Russian Economy Compared To 1998 Financial Crises
30, July 2009
By Joel Craun
On July 29th, an oped titled in the Moscow Times "No Place in BRIC for Russia's Economic Mess" was published which raked the current leadership's handling of the economy under the coals. What the author failed to mention are the specifics of the economic recovery plan and the problems faced with the rouble that have been staved off. At the beginning of the global financial crises, the rouble faced major devaluation and Medvedev enacted billions in banque bailouts to shore up the banques and prevent another crises like 1998. In that year, there was major devaluation of the rouble caused by falling energy prices and the economy collapsed. FDI dried up and so did state loans. It was not until Putin came to power that economic recovery began.
President Medvedev and Prime Minister Putin have in the 2008 crises been able to avoid this collapse by shoring up the banques and stabalising the value of the rouble. This was the first necessary step which is not much different than what was done in the US. Other facets of the economic recovery plan include one of the major industries, arms manufacture. Trillions of roubles are being allotted to the state defence order to keep this sector operational while we see falling orders in foreign exports. This sector of the economy is still posting record highs and is saved thanks to it. Major recapitalisation of production has occurred in this sector using French and South Korean technologies which are going to make arms exports competitive once again.
The author complains about failed roads but fails to look at other methods of transport which are actually more important than roads to the Russian Federation. The rail stock in the Russian Federation has increased as well as the technological quality. Billions have been spent on modernising the infrastructure and domestic railcar production using European and US (GE) equipment. Russia actually has a head start in this regard to reduce CO2 emissions by not relying on tractor trailers for freight transport. This will serve the economy well in the long term.
While there have been price freezes on goods, they are mainly on fruits and vegetables which the author fails to mention. The policy is attempting to stave off massive inflation as we saw when Yeltsin took off price controls and opened the markets; do we really want to see that again? The overall effect of the freeze has only a marginal effect on the rest of the economy. The real hindrance to economic growth that the author fails to mention is the poor policy regarding SDB, or small disadvantaged business.

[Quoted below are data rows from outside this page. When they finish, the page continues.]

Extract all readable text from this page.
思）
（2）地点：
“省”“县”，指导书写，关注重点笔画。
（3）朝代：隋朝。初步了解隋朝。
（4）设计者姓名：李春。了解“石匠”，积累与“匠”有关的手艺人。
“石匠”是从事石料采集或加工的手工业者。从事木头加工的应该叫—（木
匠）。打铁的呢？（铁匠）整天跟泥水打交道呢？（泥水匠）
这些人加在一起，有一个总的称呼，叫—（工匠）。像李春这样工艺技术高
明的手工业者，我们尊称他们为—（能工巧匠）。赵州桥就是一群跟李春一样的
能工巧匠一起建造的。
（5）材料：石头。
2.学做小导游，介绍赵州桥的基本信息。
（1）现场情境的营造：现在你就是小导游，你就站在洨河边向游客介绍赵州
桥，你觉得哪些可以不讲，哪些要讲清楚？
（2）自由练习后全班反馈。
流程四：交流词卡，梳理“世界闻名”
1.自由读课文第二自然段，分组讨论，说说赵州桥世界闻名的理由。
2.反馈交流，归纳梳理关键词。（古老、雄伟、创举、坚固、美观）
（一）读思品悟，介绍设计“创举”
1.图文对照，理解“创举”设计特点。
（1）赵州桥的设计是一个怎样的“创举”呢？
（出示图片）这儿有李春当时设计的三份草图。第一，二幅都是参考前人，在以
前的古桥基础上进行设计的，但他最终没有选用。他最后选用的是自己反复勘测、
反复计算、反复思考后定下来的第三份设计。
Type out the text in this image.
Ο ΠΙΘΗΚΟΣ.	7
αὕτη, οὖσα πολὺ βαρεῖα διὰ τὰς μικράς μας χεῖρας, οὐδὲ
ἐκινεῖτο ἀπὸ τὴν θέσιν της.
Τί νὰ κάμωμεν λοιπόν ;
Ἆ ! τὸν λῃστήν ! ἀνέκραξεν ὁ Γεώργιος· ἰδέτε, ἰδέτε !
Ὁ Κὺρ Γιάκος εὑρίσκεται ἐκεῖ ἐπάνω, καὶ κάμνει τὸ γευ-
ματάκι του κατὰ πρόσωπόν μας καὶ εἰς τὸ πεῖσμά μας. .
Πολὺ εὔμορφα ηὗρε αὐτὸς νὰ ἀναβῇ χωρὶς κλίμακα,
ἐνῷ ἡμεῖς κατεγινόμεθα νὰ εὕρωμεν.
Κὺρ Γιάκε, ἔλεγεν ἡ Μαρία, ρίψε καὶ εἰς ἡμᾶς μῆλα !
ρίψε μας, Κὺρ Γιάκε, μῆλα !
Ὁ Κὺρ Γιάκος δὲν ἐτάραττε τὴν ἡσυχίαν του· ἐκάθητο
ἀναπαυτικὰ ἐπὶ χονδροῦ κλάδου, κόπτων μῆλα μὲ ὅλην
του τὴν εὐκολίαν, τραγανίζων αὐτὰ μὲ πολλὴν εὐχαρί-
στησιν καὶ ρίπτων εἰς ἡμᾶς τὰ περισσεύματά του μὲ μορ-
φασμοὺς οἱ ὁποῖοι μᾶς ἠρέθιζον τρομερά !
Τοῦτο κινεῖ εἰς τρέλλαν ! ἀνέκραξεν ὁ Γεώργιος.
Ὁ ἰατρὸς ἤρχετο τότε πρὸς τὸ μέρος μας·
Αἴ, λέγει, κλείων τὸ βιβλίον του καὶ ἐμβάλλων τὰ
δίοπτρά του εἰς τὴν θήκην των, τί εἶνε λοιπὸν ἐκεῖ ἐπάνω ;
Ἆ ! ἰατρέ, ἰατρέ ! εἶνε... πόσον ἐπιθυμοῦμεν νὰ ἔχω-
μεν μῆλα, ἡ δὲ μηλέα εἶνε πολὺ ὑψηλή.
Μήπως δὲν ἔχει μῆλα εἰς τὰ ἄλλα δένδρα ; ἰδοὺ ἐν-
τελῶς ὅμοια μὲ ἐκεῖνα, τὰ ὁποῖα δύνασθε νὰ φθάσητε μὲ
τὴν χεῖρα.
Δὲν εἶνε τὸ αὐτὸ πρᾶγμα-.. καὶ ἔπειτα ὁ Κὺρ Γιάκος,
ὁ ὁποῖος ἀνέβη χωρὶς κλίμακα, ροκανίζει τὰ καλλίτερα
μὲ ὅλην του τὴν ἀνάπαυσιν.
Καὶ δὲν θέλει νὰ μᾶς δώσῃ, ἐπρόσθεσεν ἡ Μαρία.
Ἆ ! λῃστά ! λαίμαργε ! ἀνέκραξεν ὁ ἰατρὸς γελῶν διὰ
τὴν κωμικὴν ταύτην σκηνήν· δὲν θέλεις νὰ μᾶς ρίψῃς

Russia falls far behind the West and even China in this regard due to poor financial support and a lack of enforcement for intellectual property rights. Small business is the life blood of any capitalistic economy and supporting that can save the Russian Federation. Conferences have been held addressing this very issue, but what remains to be seen is action.
Using Gazprom's decrease in export by 35% as an example serves little purpose since they are dependent on demand. Ukraine has been stealing gas from the lines that are supposed to go to the EU making transport unreliable. The South Stream pipeline is being built to help bypass this bankrupt country that cannot afford its gas bill. Gazprom has been reducing supply to increase price which is no surprise.
Corruption has always been Russia’s biggest obstacles and the Russian MOJ has been convicting far more cases of this. While the fact that 50% of business is owned by the state makes this a mixed centralised and capitalist economy, something had to be done to carry Russia through this financial crises. Obama has done the same by buying up major US companies and bailing out banques so why the cry of foul when Russia does it too?
The Russian government knows what it must do but they face huge hurdles in this current crises and can be expected to get back on track when it has ended. Now is not the time to be playing with an economy that is teetering as it was under the Yeltsin administration. We know how that experiment with no price control and open markets turned out, utter failure.
Joel Craun is a Military and Foreign Policy Analyst, alumni of the Citadel Graduate College and senior contributor to the Russian Military Forum, RussiaDefence.Englishboard.net
He has authored the working papers "Status of the Russian Navy's Cruisers" and "Russian relations with Syria-Israel".